同社では、和歌山県産「南高梅」の実を、醸造アルコールと砂糖を入れた高さ4.2メートル、直径2.6メートルのほうろう製タンクで漬ける。今年は約300トンのウメを使い、約1万8000リットルタンク36基分を仕込む。漬け込み作業は6月末まで約1カ月間続くという。
梅酒造りを統括する「梅酒杜氏(とうじ)」の藤原弘彰さんによると、暖冬に加え冬から春の雨不足、ウメの開花以降の冷え込みなどにより着果(ちゃっか)数が少なく、市場全体では3年連続の不作になったという。同社は例年と同量の南高梅を仕入れる見込みで、梅酒の製造は予定通り行う。
当日は、2Lサイズ(約4センチ)の県産南高梅8.5トンを水洗いし、藤原さんを筆頭に職人9人がタンクにウメを投入した。この日に仕込んだ梅酒は11月20日に「香る南高NOUVEAU(ヌーボー)」として出荷する。
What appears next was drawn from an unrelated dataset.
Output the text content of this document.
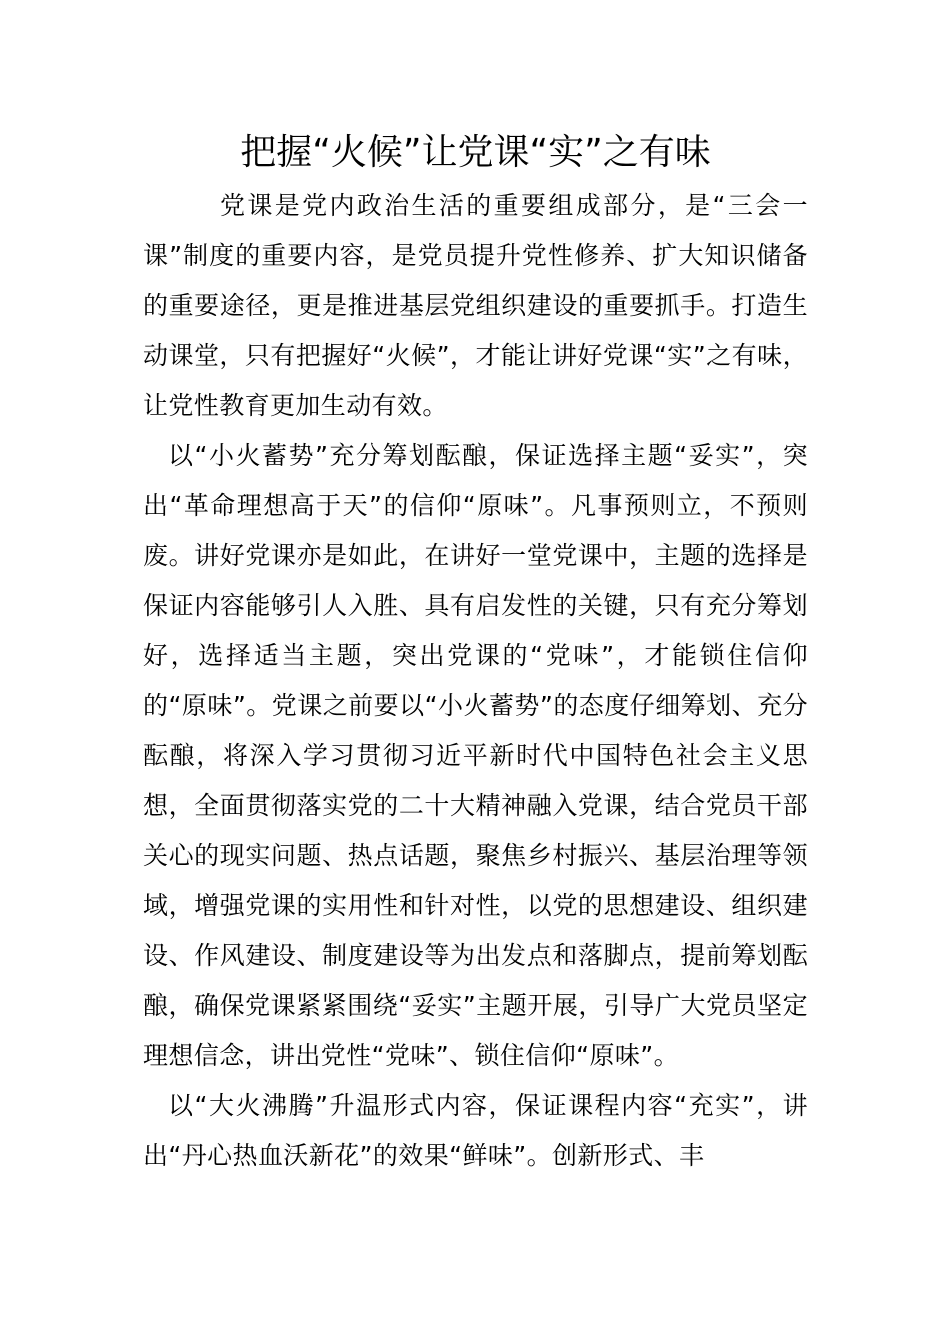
把握“火候”让党课“实”之有味

党课是党内政治生活的重要组成部分，是“三会一课”制度的重要内容，是党员提升党性修养、扩大知识储备的重要途径，更是推进基层党组织建设的重要抓手。打造生动课堂，只有把握好“火候”，才能让讲好党课“实”之有味，让党性教育更加生动有效。

以“小火蓄势”充分筹划酝酿，保证选择主题“妥实”，突出“革命理想高于天”的信仰“原味”。凡事预则立，不预则废。讲好党课亦是如此，在讲好一堂党课中，主题的选择是保证内容能够引人入胜、具有启发性的关键，只有充分筹划好，选择适当主题，突出党课的“党味”，才能锁住信仰的“原味”。党课之前要以“小火蓄势”的态度仔细筹划、充分酝酿，将深入学习贯彻习近平新时代中国特色社会主义思想，全面贯彻落实党的二十大精神融入党课，结合党员干部关心的现实问题、热点话题，聚焦乡村振兴、基层治理等领域，增强党课的实用性和针对性，以党的思想建设、组织建设、作风建设、制度建设等为出发点和落脚点，提前筹划酝酿，确保党课紧紧围绕“妥实”主题开展，引导广大党员坚定理想信念，讲出党性“党味”、锁住信仰“原味”。

以“大火沸腾”升温形式内容，保证课程内容“充实”，讲出“丹心热血沃新花”的效果“鲜味”。创新形式、丰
藤原さんは「3月と5月にはひょうが降り、収穫期に入ったところで台風もやってきて、年々気候が不安定になりウメの実にも大きな影響が出ている。ウメが入荷するまで不安だったが、大粒でキズが少なくこれ以上ないよい実が届いたので安心した」と話す。「生産者が苦労して育てた貴重なウメを大切に、ウメのエキスを存分に引き出した酸味と甘みのバランスのよいおいしい梅酒を届けたい」とも。